Notre arrivée à La Havane



La première soirée passée à Havana rassemble toutes les images que l’on se dessine de la ville. Le restaurant partagé avec un couple de français rencontré à l’aéroport s’accompagne de classiques de Buena Vista Social Club et d’une modeste assiette de poulet grillé. Les cubains chantent, dansent à l’entrée du long corridor carrelé où sont accrochés divers cadres de la Révolution et vieux instruments à cordes. L’ambiance y est chaleureuse, nous échangeons tous les quatre nos premières impressions tout en admirant les Chevrolet, Ford et Imperial de 1959. Un musée automobile à ciel ouvert. Pensant qu’il doit s’agir de l’attraction touristique majeure de la ville avant de réaliser que le « Paseo Marti », l’artère principale de la vieille ville qui passe devant le Capitole, est remplie de ses vieilles américaines. Il en est de même pour toutes les rues sablonneuses proches de notre « casa particular » pour ces 3 prochains jours.
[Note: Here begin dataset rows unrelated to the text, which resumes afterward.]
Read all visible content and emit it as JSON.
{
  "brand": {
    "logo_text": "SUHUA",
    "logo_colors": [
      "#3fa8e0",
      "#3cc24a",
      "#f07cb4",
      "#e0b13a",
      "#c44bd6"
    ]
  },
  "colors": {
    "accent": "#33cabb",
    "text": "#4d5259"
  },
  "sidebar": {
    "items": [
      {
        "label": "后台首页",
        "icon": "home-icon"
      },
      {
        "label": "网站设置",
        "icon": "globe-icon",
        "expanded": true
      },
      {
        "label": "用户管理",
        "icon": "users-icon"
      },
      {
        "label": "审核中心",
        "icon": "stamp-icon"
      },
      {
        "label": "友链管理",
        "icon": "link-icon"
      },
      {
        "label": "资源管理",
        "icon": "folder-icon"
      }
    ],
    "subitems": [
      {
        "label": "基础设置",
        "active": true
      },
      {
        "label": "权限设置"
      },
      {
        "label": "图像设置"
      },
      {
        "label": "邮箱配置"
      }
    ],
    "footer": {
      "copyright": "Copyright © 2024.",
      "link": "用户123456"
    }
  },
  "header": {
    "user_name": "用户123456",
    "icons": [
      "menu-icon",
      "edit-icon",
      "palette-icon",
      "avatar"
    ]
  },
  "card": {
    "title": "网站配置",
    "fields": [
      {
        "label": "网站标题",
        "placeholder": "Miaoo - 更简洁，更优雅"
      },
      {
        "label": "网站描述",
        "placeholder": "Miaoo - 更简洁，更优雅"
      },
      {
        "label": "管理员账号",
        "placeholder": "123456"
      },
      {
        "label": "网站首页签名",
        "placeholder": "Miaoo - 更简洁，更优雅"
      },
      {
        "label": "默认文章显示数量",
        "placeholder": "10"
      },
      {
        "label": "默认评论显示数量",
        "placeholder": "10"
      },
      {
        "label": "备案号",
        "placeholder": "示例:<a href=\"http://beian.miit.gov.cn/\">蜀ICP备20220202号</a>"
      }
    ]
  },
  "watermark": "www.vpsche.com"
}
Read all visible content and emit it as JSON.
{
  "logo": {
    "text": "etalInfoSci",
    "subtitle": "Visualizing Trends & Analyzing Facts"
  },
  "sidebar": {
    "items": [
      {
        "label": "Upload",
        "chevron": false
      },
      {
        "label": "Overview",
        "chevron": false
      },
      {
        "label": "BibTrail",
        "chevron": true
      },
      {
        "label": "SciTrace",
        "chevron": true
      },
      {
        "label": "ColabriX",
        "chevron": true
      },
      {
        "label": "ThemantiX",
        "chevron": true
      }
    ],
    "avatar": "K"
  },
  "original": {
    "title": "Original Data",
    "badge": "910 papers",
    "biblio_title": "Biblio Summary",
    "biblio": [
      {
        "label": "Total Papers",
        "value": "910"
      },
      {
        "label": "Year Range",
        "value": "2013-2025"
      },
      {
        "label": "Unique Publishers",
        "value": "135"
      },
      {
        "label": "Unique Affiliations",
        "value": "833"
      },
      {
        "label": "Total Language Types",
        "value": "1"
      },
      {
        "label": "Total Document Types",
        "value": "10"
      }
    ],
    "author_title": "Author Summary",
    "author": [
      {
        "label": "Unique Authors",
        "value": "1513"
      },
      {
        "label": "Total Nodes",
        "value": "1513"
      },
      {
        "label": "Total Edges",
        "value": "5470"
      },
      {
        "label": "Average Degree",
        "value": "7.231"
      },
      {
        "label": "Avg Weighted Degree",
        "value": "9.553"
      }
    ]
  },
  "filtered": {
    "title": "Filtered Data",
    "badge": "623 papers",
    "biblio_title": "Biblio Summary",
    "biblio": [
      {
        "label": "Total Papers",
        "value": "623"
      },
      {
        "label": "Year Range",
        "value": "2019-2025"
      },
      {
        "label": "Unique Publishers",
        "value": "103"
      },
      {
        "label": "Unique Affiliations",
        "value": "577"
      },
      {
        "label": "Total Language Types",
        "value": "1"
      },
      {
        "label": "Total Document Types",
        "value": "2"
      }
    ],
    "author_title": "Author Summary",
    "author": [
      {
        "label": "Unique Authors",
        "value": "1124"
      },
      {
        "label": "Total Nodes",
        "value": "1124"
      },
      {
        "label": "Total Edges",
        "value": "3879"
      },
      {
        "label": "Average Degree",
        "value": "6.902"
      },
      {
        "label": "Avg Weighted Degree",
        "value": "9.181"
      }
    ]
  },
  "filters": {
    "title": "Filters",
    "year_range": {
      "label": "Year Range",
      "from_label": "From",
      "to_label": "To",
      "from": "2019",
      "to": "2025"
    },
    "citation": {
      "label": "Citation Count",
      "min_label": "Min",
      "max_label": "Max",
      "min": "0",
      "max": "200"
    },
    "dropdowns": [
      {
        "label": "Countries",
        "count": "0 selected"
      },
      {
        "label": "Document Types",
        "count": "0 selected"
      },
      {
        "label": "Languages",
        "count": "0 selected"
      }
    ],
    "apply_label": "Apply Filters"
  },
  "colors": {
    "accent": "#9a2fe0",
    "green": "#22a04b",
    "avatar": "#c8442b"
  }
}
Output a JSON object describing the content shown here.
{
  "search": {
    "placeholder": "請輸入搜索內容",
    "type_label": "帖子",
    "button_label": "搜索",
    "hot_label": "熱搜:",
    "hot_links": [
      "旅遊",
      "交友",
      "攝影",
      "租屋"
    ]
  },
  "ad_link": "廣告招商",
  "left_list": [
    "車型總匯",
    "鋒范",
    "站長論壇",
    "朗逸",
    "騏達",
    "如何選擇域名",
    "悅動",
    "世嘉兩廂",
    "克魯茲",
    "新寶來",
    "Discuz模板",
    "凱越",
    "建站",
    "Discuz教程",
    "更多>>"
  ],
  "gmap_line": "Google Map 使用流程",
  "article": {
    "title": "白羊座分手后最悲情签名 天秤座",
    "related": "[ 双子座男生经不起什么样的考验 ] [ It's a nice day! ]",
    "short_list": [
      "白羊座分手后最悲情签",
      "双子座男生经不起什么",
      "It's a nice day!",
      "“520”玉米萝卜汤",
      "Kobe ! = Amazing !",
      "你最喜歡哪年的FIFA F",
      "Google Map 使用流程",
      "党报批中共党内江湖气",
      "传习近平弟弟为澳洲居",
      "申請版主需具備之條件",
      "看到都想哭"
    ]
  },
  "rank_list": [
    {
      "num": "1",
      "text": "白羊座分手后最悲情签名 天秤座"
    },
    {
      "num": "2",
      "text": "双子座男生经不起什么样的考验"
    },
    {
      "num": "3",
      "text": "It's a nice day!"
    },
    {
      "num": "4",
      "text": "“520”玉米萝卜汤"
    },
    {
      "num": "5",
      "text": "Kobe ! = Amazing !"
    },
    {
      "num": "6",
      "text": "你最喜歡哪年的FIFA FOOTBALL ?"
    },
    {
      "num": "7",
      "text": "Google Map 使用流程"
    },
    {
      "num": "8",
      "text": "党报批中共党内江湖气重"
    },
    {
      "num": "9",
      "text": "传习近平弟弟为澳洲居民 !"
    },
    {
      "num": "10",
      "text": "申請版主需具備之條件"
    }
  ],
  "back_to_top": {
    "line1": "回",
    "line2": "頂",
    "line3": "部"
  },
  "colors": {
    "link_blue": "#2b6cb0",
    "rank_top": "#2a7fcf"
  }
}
Ici, l’hôtel est remplacé par des maisons d’hôtes. Parfois, pour rejoindre la chambre, il faut passer devant le rocking chair de papi qui regarde sa vieille télévision cathodique ou bien saluer la cousine qui est en train de laver son carrelage noir et blanc, celui présent dans les Dinners américains. Nous séjournons chez Fanny, dans une petite chambre située à l’étage, accessible par un escalier extérieur. La chambre est soigneusement préparée, un ventilateur est fixé au mur et une vieille climatisation est accrochée à la fenêtre. Celle-ci s’ouvre sur une ruelle étroite, d’un mètre de largeur face au mur de la maison voisine.



A la recherche du supermarché


Le lendemain, après un copieux petit déjeuner servi dans le salon, nous nous dirigeons vers « Habana Vieja » pour visiter de jour. Toujours autant d’admiration devant l’architecture hispanique totalement rénovée malgré les Chevrolets qui passent devant nous, en laissant échapper une épaisse fumée noire. Mais c’est à l’heure de déjeuner que l’attrait de la ville s’amoindrit. Tout comme au Mexique, nous cherchons un supermarché pour nous nourrir à petit budget.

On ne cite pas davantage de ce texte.